So what was all that about?’ asked Sebastian, when he and his sister were alone. ‘Why is poor Boobie all stewed up? What’s the idea of her outfacing The Tutor and repudiating Aunt Eliza’s little island?’
‘Do you think she means it?’
‘About not going? Yes, I’m sure she does. No wonder The Tutor looked so flummoxed. I should think it’s the first time she’s ever flouted him.’
‘Well, you can’t really blame her, I suppose. She has pretty good reasons.’
‘Because Aunt Eliza had a little fly-by-night all those years ago?’
‘No—well, not only that.’
‘What do you know, then, that I don’t?’
‘Nothing—well, not really anything, I suppose.’

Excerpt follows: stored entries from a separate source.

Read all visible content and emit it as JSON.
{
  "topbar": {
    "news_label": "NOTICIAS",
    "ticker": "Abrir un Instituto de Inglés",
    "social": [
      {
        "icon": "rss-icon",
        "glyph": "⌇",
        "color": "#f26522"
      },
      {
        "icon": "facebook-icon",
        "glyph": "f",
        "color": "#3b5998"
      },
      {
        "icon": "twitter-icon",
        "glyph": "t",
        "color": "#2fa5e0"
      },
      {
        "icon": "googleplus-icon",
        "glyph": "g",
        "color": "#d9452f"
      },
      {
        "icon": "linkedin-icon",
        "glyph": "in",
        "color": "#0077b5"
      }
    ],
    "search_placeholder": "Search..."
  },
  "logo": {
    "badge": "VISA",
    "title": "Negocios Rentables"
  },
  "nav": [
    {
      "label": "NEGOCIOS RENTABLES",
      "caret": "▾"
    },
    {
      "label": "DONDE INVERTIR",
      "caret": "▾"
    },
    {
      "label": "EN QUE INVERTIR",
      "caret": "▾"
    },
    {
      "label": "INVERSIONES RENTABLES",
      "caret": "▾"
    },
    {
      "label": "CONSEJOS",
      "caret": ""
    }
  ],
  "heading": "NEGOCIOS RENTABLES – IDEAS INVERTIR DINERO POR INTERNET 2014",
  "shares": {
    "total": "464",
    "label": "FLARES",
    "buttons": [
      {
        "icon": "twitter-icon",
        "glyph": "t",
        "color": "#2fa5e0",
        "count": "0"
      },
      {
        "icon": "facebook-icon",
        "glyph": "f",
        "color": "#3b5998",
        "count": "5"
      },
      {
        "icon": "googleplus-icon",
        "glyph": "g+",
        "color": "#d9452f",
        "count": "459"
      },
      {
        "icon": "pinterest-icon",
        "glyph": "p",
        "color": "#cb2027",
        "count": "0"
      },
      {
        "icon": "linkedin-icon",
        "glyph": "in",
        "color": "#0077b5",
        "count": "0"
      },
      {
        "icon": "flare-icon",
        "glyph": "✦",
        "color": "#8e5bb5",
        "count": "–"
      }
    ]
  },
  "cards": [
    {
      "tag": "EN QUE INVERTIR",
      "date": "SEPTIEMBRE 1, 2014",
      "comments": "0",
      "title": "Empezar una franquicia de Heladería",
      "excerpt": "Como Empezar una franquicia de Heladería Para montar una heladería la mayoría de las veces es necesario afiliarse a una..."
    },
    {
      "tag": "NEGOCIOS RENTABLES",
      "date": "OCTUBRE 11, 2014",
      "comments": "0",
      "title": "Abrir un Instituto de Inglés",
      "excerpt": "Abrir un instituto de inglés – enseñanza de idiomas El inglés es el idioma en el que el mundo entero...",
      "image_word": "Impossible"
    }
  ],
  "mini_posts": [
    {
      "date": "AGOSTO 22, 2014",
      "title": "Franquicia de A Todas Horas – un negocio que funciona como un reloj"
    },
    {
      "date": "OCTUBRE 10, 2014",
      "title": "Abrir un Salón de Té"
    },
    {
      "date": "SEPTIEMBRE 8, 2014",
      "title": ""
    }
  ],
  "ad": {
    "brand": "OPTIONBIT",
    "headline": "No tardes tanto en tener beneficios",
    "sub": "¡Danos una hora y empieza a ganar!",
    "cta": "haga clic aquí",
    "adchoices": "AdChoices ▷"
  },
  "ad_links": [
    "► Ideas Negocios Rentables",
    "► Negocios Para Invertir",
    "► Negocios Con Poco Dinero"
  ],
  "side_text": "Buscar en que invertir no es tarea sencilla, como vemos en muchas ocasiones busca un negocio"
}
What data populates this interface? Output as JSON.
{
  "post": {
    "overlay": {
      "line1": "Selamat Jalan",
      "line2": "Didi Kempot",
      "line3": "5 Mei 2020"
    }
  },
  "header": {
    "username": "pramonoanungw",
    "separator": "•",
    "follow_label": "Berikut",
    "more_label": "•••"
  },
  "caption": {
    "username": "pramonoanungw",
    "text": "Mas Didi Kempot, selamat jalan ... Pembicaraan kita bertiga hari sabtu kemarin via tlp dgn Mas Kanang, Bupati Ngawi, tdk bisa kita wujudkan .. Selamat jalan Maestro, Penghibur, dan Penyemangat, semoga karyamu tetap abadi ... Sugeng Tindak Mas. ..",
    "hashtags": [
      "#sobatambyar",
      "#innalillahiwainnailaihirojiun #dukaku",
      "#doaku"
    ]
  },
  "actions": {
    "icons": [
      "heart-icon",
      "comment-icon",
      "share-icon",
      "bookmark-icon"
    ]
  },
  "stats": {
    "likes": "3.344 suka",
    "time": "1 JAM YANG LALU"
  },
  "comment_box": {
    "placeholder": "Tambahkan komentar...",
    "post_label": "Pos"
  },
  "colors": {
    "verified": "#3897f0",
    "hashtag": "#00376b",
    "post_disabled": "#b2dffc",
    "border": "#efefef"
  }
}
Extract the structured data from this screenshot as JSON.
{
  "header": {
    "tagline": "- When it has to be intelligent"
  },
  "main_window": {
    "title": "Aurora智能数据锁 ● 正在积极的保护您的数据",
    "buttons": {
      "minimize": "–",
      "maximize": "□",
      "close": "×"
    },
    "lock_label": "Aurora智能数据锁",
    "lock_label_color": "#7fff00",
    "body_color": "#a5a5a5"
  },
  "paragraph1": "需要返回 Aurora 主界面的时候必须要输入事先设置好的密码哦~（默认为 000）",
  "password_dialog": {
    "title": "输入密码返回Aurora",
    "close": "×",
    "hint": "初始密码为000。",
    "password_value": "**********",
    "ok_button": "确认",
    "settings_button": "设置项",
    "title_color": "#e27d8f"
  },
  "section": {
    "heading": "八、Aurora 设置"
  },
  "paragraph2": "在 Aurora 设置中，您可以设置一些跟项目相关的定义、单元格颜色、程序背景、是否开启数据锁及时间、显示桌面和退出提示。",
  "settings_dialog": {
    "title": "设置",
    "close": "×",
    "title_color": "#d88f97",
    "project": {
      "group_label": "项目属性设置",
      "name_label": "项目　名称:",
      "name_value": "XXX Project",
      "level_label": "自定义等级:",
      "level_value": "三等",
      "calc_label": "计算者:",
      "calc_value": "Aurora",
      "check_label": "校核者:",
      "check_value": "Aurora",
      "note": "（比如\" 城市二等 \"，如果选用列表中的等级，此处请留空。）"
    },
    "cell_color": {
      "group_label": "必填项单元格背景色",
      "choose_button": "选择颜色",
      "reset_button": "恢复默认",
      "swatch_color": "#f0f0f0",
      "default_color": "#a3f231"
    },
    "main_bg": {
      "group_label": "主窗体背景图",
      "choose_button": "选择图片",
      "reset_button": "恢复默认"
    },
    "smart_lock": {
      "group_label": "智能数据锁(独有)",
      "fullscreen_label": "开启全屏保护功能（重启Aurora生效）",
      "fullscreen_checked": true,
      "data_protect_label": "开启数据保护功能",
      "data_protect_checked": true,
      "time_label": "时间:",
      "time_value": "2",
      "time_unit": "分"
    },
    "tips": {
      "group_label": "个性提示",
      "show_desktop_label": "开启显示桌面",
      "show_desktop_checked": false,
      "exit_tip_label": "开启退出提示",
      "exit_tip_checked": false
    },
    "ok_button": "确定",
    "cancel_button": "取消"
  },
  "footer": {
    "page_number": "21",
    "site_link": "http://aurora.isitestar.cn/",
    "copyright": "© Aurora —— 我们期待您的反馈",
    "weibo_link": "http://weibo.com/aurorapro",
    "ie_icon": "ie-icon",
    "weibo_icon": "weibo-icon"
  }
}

Sebastian picked up a gramophone record and glanced at the label.
‘Don’t thwart me, you miserable child,’ he said. ‘Do you want me to smash up Clifford Curzon and the London Philharmonic?’
‘You wouldn’t, anyway. Put it down, and I’ll tell you what I think. Mind, it is only what I think, not what I know.’
‘How do you come to think anything?’
‘It’s only because of something I heard at the Singletons’ last November. I’d forgotten all about it until now.’
‘The Singletons? Not at that famous sherry party where I broke their crystal goblet to try to cover up for Boobie’s fearful gaffe?’
‘Well, how was she to know there was going to be that sudden ghastly silence just as she was talking to Vivian Spofforth about Tony Singleton’s goings-on in the village?’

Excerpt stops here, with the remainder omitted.